The filmmaker has long talked about the huge role his father had played in his life, how he’d inherited his dad’s hypochondria as a kid, and how, during his dad’s long trips to Houston to get checked out by doctors, he’d bring the young Guillermo to translate and reward him by buying him “a $100 bucks’ worth” of comic books. He’s also spoken of his experience when his father was abducted and having to pay the ransom in order to save his life. The older del Toro and his son remained close, and Guillermo was with his father when he died. It was, he admits, a life-changing moment.
“Because it’s one thing to think about your father dying, and another thing to experience it,” del Toro says. “When you find yourself fatherless in the world, you reflect on what it means for you to be a father, a son — a man. And then, how do you express a loss through what you do? It the same question I’ve been asking since doing Hellboy: What makes a man a man? Is it how they start? How they end? That was something we were wrestling with in Nightmare, too.
“But the urgency for that answer increased after my dad went,” he notes. “And the answer is, there is no answer.”
Instead of becoming nihilistic, however, del Toro found this notion gave him hope. Your time here is your time here, period. You can only control how you treat other people, and what you put out in the world. It’s why he could make a movie about a man who eventually accepts his fate while, offscreen, trying to change his own. It is partially why, after years of being a recluse, del Toro decided to become more social; he says he now goes out more with fellow filmmakers and enjoys talking for hours with them about their craft, something he never really indulged in much before. It’s why, after years of throwing himself into his work because “I don’t do well with rest,” he’s trying to enjoy nonwork things a little more. “I’m really intrigued by life now, in a way that I haven’t been the rest of my life.” As for Morgan and del Toro, they were quietly married in May of 2021.
It’s also partially why he decided to see if he could change his filmmaking style going into Nightmare. You can still find formal flourishes galore (count how many times you see Stanton framed within circles) and the occasional homage (if you can’t place why that carnival’s entry looks somewhat familiar, you may want to revisit Strangers on a Train). But del Toro’s unofficial mantra for what could have been a pulp-fiction-by-numbers was: “I want to do what I don’t do. I wanted to change my instincts as a filmmaker. Could I move the camera without being intrusive? Or not do beauty that looks self-consciously ‘beautiful,’ and do murkiness and grime without over-directing it?”
Or make a movie that plumbs the depth the way Nightmare Alley does, that channels a sense of cynicism without giving in to it altogether. “It’s not a cynical movie,” he says, correcting me. “It’s dark. It’s a little bleak. But it’s not a movie that’s cruel for cruelty’s sake. I don’t think Gresham’s novel is like that. I mean, Gresham is Stanton. We used to say that the story was a biopic of Gresham’s soul. We didn’t want to remake the original movie, but we did want to make something that he would have seen and said, ‘Oh, you get it.’ I mean, there’s a sense of melancholy in Pan’s Labyrinth, but there’s also magic in it, and a lump in your throat by the end of it.

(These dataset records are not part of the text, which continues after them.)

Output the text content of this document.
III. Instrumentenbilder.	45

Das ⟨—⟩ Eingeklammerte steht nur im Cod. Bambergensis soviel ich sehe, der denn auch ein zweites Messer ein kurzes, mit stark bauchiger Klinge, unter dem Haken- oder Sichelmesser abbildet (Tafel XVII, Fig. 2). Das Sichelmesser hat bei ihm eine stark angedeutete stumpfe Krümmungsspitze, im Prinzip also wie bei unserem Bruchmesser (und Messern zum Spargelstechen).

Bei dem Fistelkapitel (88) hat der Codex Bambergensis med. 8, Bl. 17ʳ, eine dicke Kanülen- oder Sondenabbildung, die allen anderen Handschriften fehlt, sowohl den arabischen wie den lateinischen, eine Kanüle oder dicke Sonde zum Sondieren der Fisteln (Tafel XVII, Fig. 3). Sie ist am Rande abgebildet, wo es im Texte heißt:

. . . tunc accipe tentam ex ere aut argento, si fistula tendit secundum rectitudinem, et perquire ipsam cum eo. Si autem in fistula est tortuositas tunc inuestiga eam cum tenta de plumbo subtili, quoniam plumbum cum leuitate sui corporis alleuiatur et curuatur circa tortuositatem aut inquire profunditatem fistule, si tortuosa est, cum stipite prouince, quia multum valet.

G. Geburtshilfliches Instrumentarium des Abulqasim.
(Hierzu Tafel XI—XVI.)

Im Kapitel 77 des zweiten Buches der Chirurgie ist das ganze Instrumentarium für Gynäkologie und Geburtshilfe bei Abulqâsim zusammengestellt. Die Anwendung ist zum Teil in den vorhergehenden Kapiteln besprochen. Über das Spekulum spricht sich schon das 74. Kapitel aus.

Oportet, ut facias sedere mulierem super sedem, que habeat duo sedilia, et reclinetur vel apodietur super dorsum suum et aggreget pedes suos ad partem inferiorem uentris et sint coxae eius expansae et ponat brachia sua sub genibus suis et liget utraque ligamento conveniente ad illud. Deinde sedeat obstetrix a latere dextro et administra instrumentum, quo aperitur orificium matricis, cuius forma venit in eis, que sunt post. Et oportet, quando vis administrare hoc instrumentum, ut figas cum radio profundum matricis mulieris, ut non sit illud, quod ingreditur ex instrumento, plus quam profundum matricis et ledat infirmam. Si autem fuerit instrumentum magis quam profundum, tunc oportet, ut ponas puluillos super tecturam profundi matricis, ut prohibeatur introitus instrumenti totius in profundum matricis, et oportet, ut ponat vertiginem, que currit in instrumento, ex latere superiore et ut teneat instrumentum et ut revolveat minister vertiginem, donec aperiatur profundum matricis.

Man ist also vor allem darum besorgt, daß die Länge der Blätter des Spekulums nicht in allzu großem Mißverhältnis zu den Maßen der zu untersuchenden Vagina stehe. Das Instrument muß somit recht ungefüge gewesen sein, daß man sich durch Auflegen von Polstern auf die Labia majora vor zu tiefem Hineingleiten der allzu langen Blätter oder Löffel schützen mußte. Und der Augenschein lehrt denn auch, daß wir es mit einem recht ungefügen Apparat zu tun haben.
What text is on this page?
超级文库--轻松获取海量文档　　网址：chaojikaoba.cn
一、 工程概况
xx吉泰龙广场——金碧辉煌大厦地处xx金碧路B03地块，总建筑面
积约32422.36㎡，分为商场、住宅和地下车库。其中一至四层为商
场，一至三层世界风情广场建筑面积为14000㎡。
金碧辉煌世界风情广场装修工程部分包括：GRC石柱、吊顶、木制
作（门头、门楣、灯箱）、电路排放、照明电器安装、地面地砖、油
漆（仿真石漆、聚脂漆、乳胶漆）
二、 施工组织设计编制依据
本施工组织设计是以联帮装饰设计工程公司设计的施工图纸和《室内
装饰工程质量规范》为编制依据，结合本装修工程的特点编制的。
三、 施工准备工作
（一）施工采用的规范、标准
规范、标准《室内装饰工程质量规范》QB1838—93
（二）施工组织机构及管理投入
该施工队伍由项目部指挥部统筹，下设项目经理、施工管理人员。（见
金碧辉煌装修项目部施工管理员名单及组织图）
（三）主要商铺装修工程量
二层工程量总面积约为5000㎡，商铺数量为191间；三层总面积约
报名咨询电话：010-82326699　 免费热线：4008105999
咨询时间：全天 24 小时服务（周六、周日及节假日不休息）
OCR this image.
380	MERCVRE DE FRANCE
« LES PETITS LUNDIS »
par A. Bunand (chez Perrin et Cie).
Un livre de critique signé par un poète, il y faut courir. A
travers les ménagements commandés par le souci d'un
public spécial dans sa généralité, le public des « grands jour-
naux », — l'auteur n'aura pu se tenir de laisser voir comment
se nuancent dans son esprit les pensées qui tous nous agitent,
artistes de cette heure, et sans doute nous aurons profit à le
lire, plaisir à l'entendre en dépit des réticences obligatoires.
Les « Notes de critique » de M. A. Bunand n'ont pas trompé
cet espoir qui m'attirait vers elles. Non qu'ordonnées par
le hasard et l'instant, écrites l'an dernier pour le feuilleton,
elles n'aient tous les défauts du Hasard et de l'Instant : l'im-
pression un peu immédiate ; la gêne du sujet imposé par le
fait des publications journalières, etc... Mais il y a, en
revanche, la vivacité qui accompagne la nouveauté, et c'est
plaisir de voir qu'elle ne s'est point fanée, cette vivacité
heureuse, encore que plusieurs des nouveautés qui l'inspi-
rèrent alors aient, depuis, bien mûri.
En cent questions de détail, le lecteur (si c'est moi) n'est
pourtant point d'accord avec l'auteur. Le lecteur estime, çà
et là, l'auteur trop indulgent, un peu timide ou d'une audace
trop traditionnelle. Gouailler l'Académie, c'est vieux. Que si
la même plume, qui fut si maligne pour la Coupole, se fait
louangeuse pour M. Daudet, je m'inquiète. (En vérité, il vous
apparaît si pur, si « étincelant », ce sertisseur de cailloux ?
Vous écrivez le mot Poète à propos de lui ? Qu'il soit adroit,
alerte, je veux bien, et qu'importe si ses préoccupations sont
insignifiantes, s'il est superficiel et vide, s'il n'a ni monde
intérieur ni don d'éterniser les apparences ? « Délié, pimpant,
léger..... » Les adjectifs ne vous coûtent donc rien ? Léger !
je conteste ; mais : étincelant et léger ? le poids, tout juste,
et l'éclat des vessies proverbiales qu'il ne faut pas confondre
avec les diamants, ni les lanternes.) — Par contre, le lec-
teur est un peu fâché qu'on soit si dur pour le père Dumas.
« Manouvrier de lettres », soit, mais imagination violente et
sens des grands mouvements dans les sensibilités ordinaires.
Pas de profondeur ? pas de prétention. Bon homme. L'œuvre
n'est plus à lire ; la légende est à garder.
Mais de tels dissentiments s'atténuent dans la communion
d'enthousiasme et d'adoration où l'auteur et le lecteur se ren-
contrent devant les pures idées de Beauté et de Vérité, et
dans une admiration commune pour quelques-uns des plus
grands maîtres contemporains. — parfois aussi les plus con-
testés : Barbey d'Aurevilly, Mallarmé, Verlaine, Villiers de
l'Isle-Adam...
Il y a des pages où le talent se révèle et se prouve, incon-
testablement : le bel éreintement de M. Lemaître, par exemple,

“There is no lump in your throat at the end of this one,” he continues with a laugh. “The thing is, you have to be detached to be cynical. I can’t be cynical anymore. I wanted to go for something closer to a broken romanticism.”
And then del Toro smiles that first smile, the one that radiates joy and a profound sense of happiness, and you feel that whatever was broken when he was making this film may have been fixed along the way.